Even better, this is one of the special explorations of specific time and experience that works. The last two numbers define the parameters of the experience, to some degree: the quiet meditation of the "Bobover Wedding March" is followed by the experimental, yet not experimental the way John Zorn would have explored the same themes, "Finale." Even if I didn't love the name of the album (which I do), I'd have to finger this as Jewish jazz fusion worth listening.
Reviewed by Ari Davidow, 6/21/97
Heavy Shtetl music--LOL'ing here on a Sunday morning! Never heard that one...
Gee, I like Negro spirituals and some Irish folks songs. But I am neither black nor Irish. Does that put me in the same group of bad people that these Germans listening to klezmer are in?
I like anything by Byron and I also favor the Klezmatics.
There's Prokofiev's "Overture on Hebrew Themes" too.
And, as far as the Germans and the Jews go, as an American Jew I have traveled a fair amount in Germany and in the 80s had a German high school student live with us for a week.

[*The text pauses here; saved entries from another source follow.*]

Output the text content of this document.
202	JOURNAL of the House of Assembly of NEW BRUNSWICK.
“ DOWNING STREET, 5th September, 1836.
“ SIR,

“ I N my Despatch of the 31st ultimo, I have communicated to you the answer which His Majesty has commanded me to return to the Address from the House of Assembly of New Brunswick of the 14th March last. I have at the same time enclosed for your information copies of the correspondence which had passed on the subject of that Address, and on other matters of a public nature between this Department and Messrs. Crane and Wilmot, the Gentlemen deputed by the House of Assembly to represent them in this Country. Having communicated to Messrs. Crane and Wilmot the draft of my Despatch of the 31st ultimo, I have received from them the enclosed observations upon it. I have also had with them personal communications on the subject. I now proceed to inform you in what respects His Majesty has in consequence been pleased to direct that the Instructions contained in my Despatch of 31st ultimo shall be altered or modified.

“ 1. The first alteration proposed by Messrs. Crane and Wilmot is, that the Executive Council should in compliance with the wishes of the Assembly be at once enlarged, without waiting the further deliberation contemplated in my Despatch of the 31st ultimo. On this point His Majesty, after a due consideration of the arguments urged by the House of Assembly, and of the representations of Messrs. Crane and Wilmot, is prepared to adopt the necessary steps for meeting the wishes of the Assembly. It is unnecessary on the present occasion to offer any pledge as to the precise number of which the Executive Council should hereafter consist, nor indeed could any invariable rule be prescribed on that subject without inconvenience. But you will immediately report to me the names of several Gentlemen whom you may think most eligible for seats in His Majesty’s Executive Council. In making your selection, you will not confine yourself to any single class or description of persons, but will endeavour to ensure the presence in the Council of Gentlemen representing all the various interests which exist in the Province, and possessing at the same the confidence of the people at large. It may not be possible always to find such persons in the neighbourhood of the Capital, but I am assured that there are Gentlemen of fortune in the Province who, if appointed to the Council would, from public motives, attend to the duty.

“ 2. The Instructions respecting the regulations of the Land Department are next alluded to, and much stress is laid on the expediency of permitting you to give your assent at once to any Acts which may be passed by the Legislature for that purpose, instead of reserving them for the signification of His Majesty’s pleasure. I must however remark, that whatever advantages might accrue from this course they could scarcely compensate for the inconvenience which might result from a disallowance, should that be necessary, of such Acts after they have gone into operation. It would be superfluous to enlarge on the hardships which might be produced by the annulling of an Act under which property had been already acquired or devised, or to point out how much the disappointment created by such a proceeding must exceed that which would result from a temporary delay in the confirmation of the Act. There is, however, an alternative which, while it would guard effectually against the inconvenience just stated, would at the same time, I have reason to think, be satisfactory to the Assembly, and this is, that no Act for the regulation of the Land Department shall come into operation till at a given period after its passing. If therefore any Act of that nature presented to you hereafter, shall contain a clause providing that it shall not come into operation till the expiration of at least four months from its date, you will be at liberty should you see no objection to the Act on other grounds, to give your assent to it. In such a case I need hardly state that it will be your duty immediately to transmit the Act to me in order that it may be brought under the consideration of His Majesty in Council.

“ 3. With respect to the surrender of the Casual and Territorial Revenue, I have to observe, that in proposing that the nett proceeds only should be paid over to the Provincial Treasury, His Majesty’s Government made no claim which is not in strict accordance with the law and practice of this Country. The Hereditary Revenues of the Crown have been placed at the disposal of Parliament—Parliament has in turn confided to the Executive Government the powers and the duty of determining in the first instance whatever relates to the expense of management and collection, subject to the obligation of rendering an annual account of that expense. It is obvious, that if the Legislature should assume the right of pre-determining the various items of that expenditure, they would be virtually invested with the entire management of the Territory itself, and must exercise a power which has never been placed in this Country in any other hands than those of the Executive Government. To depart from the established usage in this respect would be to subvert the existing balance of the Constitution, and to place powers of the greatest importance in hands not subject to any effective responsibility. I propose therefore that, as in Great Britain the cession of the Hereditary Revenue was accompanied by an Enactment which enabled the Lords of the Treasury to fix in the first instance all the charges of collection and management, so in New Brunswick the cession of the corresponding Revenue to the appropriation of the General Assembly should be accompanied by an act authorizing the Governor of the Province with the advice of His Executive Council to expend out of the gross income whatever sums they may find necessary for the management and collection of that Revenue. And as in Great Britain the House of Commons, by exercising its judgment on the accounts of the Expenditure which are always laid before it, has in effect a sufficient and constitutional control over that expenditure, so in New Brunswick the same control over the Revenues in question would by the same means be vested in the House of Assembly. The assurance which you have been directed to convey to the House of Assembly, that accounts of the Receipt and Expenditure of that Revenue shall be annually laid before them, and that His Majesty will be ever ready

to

From what I have seen and heard, the post-WWII generation of Germans have acted quite admirably in educating their citizens about the Holocaust. Berlin is one of my favorite cities in the world--no question. So there was no German-bashing going on from my part.
"Oy to the World" indeed! Too funny (you can always count on Cyborg to add a bit of humor to any thread).
Thanks. I'll have to look that up. I listen to klezmer. I listen to polka music too hehe.
...and since we're on the subject, one of the flats that Beethoven rented in Vienna in the 1790s was near a synagogue. Beethoven heard some of the themes (he was not yet stone deaf) wrote them in notebooks, and some emerged in the first movement (an unusually slow one for a first movement) of his Opus 131 String Quartet in C sharp minor. It is haunting.